Sunday, April 29, 2007

St. Elmo's

The small coffee shop sits on the corner of two small streets in an out of the way neighborhood called Del Ray, in Alexandria, Virginia. This coffee bar holds your usual collection of college students, elderly, and the outdoors-eco-kids that seem to always be displaced from Colorado. The constant sound of keys dancing on a laptop, the conversation’s politically loaded and rising in intensity, fill the air with the ambiance that you drive ten minutes out of the way for. Occasionally looking up you watch this twenty something woman-slash-girl, clearly marked as an American in her soft skin and gentle face of a life lived in the relative comfort of the States. She is setting up a small stand and mike, her guitar rests in the corner. The room waits in some anticipation for what must be another aspiring artist low paying Sunday gig. Oh, how wrong we were to place such insignificance in her. Pages turn in my book with the slight wisps and another paragraph of notes flow from my pen before the music starts. I am not even sure when it started but glancing up I saw her, eyes closed hunched over an instrument that was nearly as big as she was, power flowing from the rhythmic movements of her arm, chased by the softness of a voice that seemed to call out to the crowd for recognition. I look back down and continue through another page or two, and notice that some of the sounds that I had traveled for have stopped. Keyboards are silent; the conversations one at a time have stopped. My eyes again return to the woman, the softness of her voice echoed with the fierceness of the guitar she sings a story. The room is a washed in the rhythm that she he is making with the force of her very being. The past disappears, as years of conditioning and memories created by trauma and repetition are lost as we find ourselves entrapped in the cleansing of our very souls. For that is what the absent of a past or future feels like, the instant erasing of all possibilities leaving you there in that moment free to feel and explore the very sounds that are now echoing through the audience. We cannot move, we cannot think, we are just in jubilee. Her eyes open and the spell is broken, the music slows and stops, reality sets back in, she is human. She pushes back up her long sleeve t-shirt and runs her hand threw her short dark hair, the gentle slapping of her flip-flop on the stool even stops, she smiles and thanks the crowd.
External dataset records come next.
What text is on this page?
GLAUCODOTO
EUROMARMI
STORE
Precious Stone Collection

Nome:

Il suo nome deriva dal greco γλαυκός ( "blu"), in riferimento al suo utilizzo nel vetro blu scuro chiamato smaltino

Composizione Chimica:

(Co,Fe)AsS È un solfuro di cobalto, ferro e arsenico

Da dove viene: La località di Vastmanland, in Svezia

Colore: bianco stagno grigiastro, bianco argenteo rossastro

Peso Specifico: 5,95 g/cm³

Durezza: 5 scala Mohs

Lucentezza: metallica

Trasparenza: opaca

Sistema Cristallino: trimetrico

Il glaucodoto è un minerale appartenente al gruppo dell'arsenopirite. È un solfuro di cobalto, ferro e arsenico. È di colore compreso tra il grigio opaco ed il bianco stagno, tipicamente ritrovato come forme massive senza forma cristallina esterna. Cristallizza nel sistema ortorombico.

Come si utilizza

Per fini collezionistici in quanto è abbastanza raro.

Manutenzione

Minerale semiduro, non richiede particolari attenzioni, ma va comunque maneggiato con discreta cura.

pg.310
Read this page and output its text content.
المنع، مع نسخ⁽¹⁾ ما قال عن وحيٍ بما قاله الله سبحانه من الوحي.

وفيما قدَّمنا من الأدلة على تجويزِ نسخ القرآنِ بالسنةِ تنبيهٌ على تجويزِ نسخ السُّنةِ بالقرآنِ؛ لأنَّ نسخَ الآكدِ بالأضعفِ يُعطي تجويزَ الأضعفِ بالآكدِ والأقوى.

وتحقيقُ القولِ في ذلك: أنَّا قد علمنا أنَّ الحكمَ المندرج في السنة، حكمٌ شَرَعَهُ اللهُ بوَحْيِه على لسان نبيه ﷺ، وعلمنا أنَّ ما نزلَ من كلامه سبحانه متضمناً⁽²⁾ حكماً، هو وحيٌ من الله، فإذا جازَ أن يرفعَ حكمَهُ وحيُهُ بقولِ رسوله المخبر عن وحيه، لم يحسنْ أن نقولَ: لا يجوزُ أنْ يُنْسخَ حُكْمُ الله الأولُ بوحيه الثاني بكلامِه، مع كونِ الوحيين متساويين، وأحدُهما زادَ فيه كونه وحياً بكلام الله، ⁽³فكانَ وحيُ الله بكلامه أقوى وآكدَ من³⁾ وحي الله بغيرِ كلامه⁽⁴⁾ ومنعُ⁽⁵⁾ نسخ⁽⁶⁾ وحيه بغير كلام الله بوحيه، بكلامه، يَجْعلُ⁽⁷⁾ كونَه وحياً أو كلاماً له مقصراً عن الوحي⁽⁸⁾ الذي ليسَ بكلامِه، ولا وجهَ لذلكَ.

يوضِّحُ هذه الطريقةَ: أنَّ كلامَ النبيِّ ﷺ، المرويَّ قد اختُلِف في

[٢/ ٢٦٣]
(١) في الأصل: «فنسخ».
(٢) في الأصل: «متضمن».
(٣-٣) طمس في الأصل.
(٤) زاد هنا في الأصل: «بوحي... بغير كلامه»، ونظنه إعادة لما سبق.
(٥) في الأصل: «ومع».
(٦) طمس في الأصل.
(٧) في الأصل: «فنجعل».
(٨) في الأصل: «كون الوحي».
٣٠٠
The room returns to normal and the keyboards start to tap, and the conversations start up again, slowly with some hesitation. Everyone in the room knows that they were mistaken in their judgment of this women, though none have yet to realize the full impact of what just happened, it would come hours later, for most, when they were quietly preparing for bed and searching for the peace of mind that helps with sleep, when they will recognize the pure tranquility they had found for those few precious moments in the coffee shop in Del Ray that evening. No one had the chance to properly thank her.